How then do we rejoice and patiently pray while we’re in tribulations, while at the same time crying to the Lord to be delivered from them all? How do we reconcile these things?

The answer is that for those in Christ Jesus, those things have already been reconciled. We can see this in lots of places, but my favorite is Philippians 4:6,7 where Paul says, “…do not be anxious about anything, but in everything by prayer and supplication with thanksgiving let your requests be made known to God. And the peace of God, which surpasses all understanding, will guard your hearts and your minds in Christ Jesus” (4:6,7). 

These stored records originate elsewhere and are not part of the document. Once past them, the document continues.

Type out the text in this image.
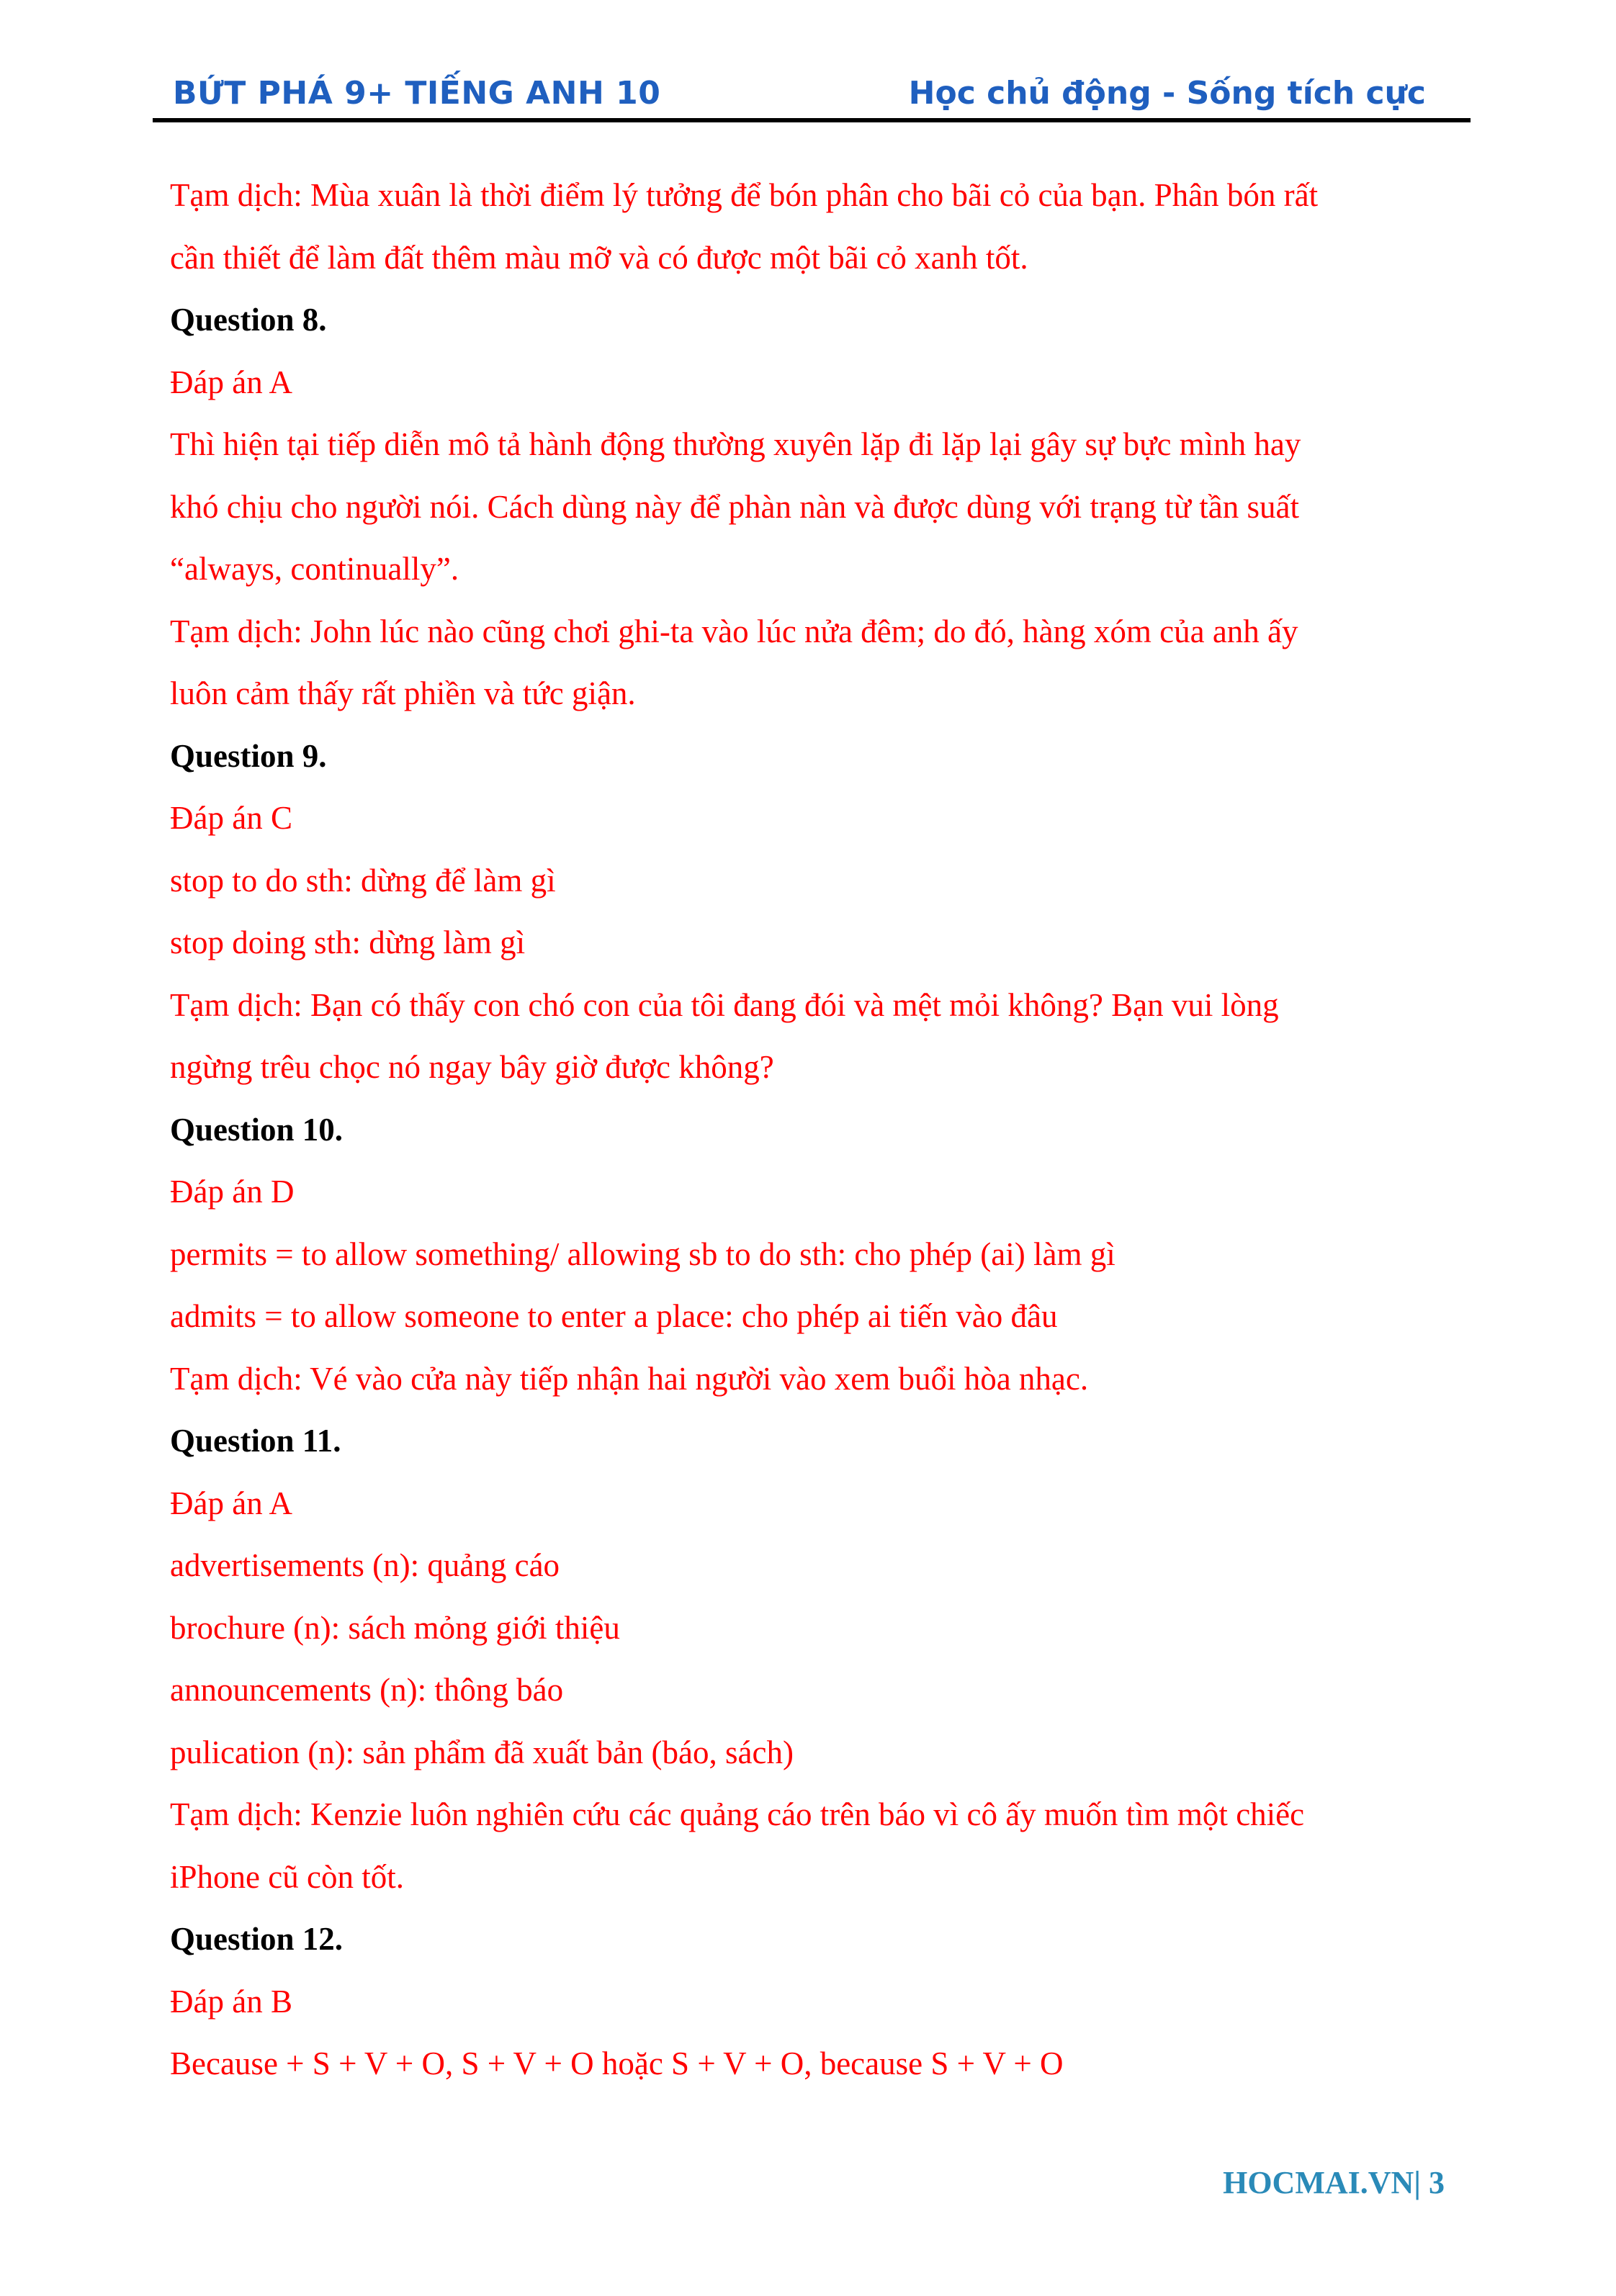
BỨT PHÁ 9+ TIẾNG ANH 10	Học chủ động - Sống tích cực
Tạm dịch: Mùa xuân là thời điểm lý tưởng để bón phân cho bãi cỏ của bạn. Phân bón rất
cần thiết để làm đất thêm màu mỡ và có được một bãi cỏ xanh tốt.
Question 8.
Đáp án A
Thì hiện tại tiếp diễn mô tả hành động thường xuyên lặp đi lặp lại gây sự bực mình hay
khó chịu cho người nói. Cách dùng này để phàn nàn và được dùng với trạng từ tần suất
“always, continually”.
Tạm dịch: John lúc nào cũng chơi ghi-ta vào lúc nửa đêm; do đó, hàng xóm của anh ấy
luôn cảm thấy rất phiền và tức giận.
Question 9.
Đáp án C
stop to do sth: dừng để làm gì
stop doing sth: dừng làm gì
Tạm dịch: Bạn có thấy con chó con của tôi đang đói và mệt mỏi không? Bạn vui lòng
ngừng trêu chọc nó ngay bây giờ được không?
Question 10.
Đáp án D
permits = to allow something/ allowing sb to do sth: cho phép (ai) làm gì
admits = to allow someone to enter a place: cho phép ai tiến vào đâu
Tạm dịch: Vé vào cửa này tiếp nhận hai người vào xem buổi hòa nhạc.
Question 11.
Đáp án A
advertisements (n): quảng cáo
brochure (n): sách mỏng giới thiệu
announcements (n): thông báo
pulication (n): sản phẩm đã xuất bản (báo, sách)
Tạm dịch: Kenzie luôn nghiên cứu các quảng cáo trên báo vì cô ấy muốn tìm một chiếc
iPhone cũ còn tốt.
Question 12.
Đáp án B
Because + S + V + O, S + V + O hoặc S + V + O, because S + V + O
HOCMAI.VN| 3
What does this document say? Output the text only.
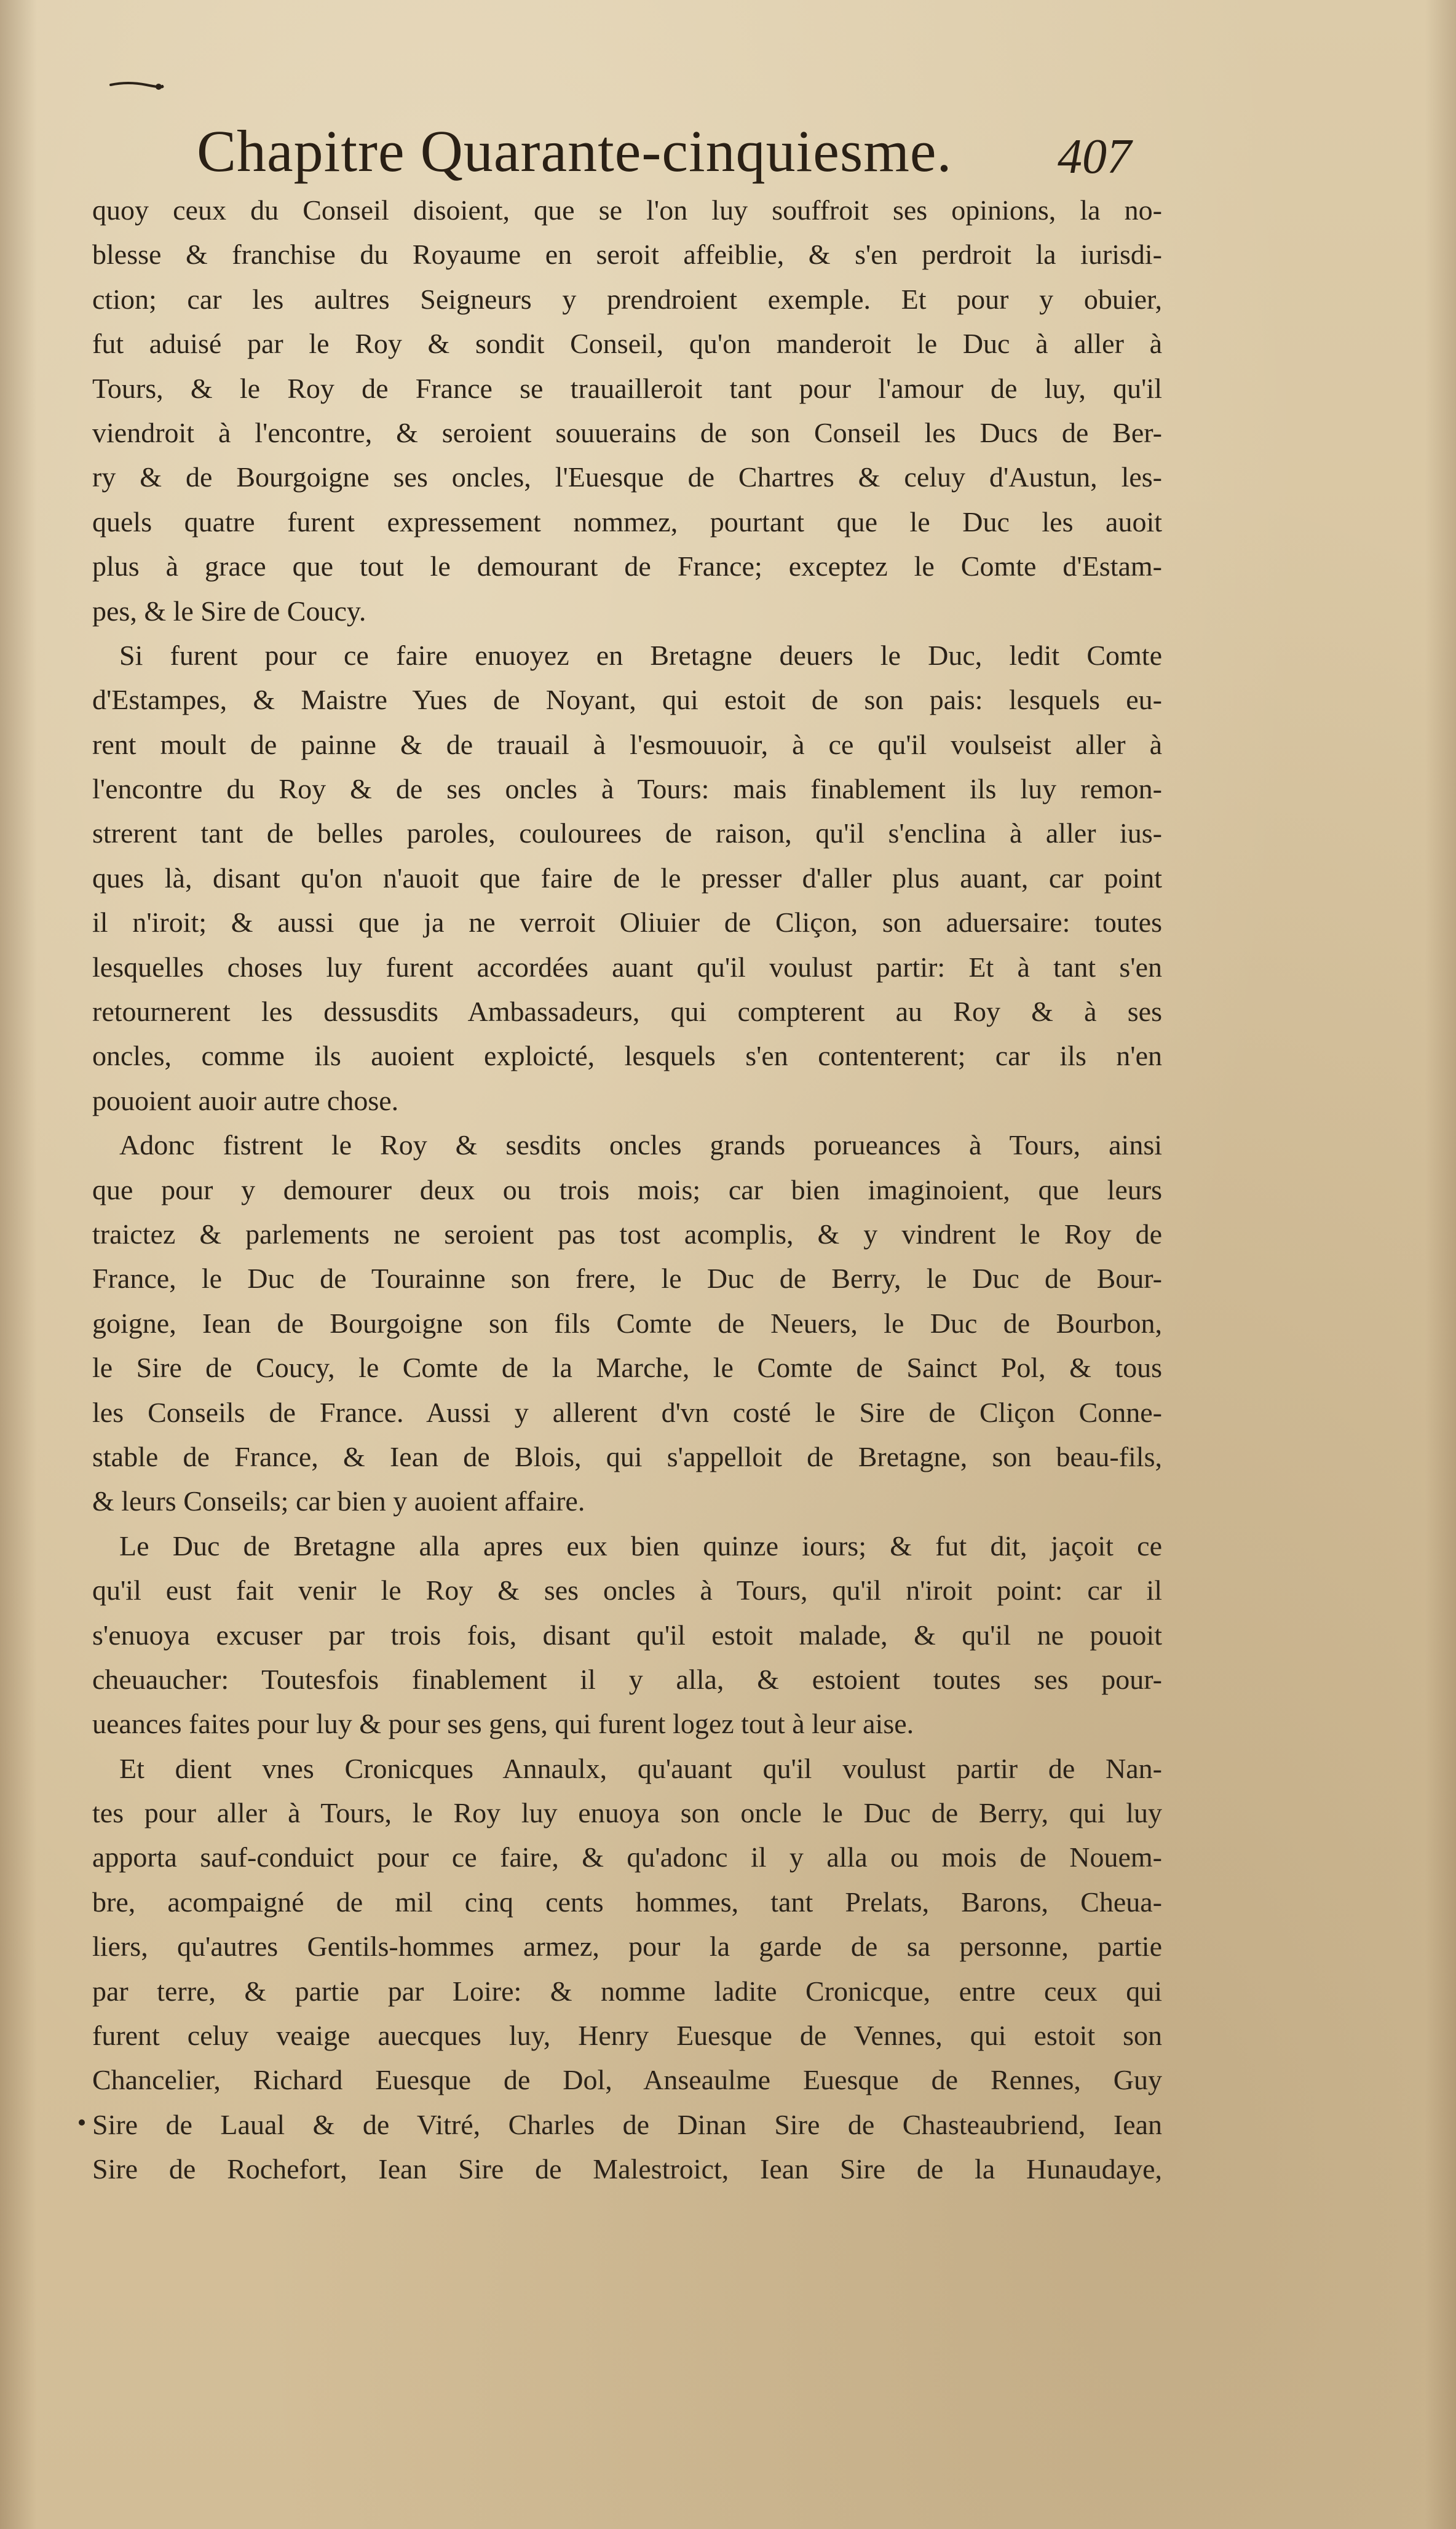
Chapitre Quarante-cinquiesme. 407
quoy ceux du Conseil disoient, que se l'on luy souffroit ses opinions, la no-
blesse & franchise du Royaume en seroit affeiblie, & s'en perdroit la iurisdi-
ction; car les aultres Seigneurs y prendroient exemple. Et pour y obuier,
fut aduisé par le Roy & sondit Conseil, qu'on manderoit le Duc à aller à
Tours, & le Roy de France se trauailleroit tant pour l'amour de luy, qu'il
viendroit à l'encontre, & seroient souuerains de son Conseil les Ducs de Ber-
ry & de Bourgoigne ses oncles, l'Euesque de Chartres & celuy d'Austun, les-
quels quatre furent expressement nommez, pourtant que le Duc les auoit
plus à grace que tout le demourant de France; exceptez le Comte d'Estam-
pes, & le Sire de Coucy.
Si furent pour ce faire enuoyez en Bretagne deuers le Duc, ledit Comte
d'Estampes, & Maistre Yues de Noyant, qui estoit de son pais: lesquels eu-
rent moult de painne & de trauail à l'esmouuoir, à ce qu'il voulseist aller à
l'encontre du Roy & de ses oncles à Tours: mais finablement ils luy remon-
strerent tant de belles paroles, coulourees de raison, qu'il s'enclina à aller ius-
ques là, disant qu'on n'auoit que faire de le presser d'aller plus auant, car point
il n'iroit; & aussi que ja ne verroit Oliuier de Cliçon, son aduersaire: toutes
lesquelles choses luy furent accordées auant qu'il voulust partir: Et à tant s'en
retournerent les dessusdits Ambassadeurs, qui compterent au Roy & à ses
oncles, comme ils auoient exploicté, lesquels s'en contenterent; car ils n'en
pouoient auoir autre chose.
Adonc fistrent le Roy & sesdits oncles grands porueances à Tours, ainsi
que pour y demourer deux ou trois mois; car bien imaginoient, que leurs
traictez & parlements ne seroient pas tost acomplis, & y vindrent le Roy de
France, le Duc de Tourainne son frere, le Duc de Berry, le Duc de Bour-
goigne, Iean de Bourgoigne son fils Comte de Neuers, le Duc de Bourbon,
le Sire de Coucy, le Comte de la Marche, le Comte de Sainct Pol, & tous
les Conseils de France. Aussi y allerent d'vn costé le Sire de Cliçon Conne-
stable de France, & Iean de Blois, qui s'appelloit de Bretagne, son beau-fils,
& leurs Conseils; car bien y auoient affaire.
Le Duc de Bretagne alla apres eux bien quinze iours; & fut dit, jaçoit ce
qu'il eust fait venir le Roy & ses oncles à Tours, qu'il n'iroit point: car il
s'enuoya excuser par trois fois, disant qu'il estoit malade, & qu'il ne pouoit
cheuaucher: Toutesfois finablement il y alla, & estoient toutes ses pour-
ueances faites pour luy & pour ses gens, qui furent logez tout à leur aise.
Et dient vnes Cronicques Annaulx, qu'auant qu'il voulust partir de Nan-
tes pour aller à Tours, le Roy luy enuoya son oncle le Duc de Berry, qui luy
apporta sauf-conduict pour ce faire, & qu'adonc il y alla ou mois de Nouem-
bre, acompaigné de mil cinq cents hommes, tant Prelats, Barons, Cheua-
liers, qu'autres Gentils-hommes armez, pour la garde de sa personne, partie
par terre, & partie par Loire: & nomme ladite Cronicque, entre ceux qui
furent celuy veaige auecques luy, Henry Euesque de Vennes, qui estoit son
Chancelier, Richard Euesque de Dol, Anseaulme Euesque de Rennes, Guy
Sire de Laual & de Vitré, Charles de Dinan Sire de Chasteaubriend, Iean
Sire de Rochefort, Iean Sire de Malestroict, Iean Sire de la Hunaudaye,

Here we see affliction (something has caused the anxiety), a crying out to God in response to it, and a welcome answer back in the peace of God. Paul wrote this from a Roman prison cell. He was eventually released to continue his ministry, but his deliverance from this trial had nothing to do with fresh air and freedom. The peace of God was already guarding his heart and mind in Christ Jesus. Deliverance was God himself! Paul reconciles peace in the midst of suffering and his deliverance from suffering by his identity in Christ Jesus. It is Christ himself who is his peace and deliverance.  

Our way into prayer is supernatural: We must be born again. Our way through a life of prayer is also supernatural: We must be in Christ Jesus, for though he has promised us affliction, he has also made himself our peace in and through and our deliverance out and from. Will God heal that disease? Or lift that burden? Or remove that thorn? Ultimately, yes, He will. But if you are in Christ, whether that happens today or in the life to come makes no difference. God loves you as if you were Christ Jesus himself. He knows you perfectly. And He has a perfect answer for every prayer.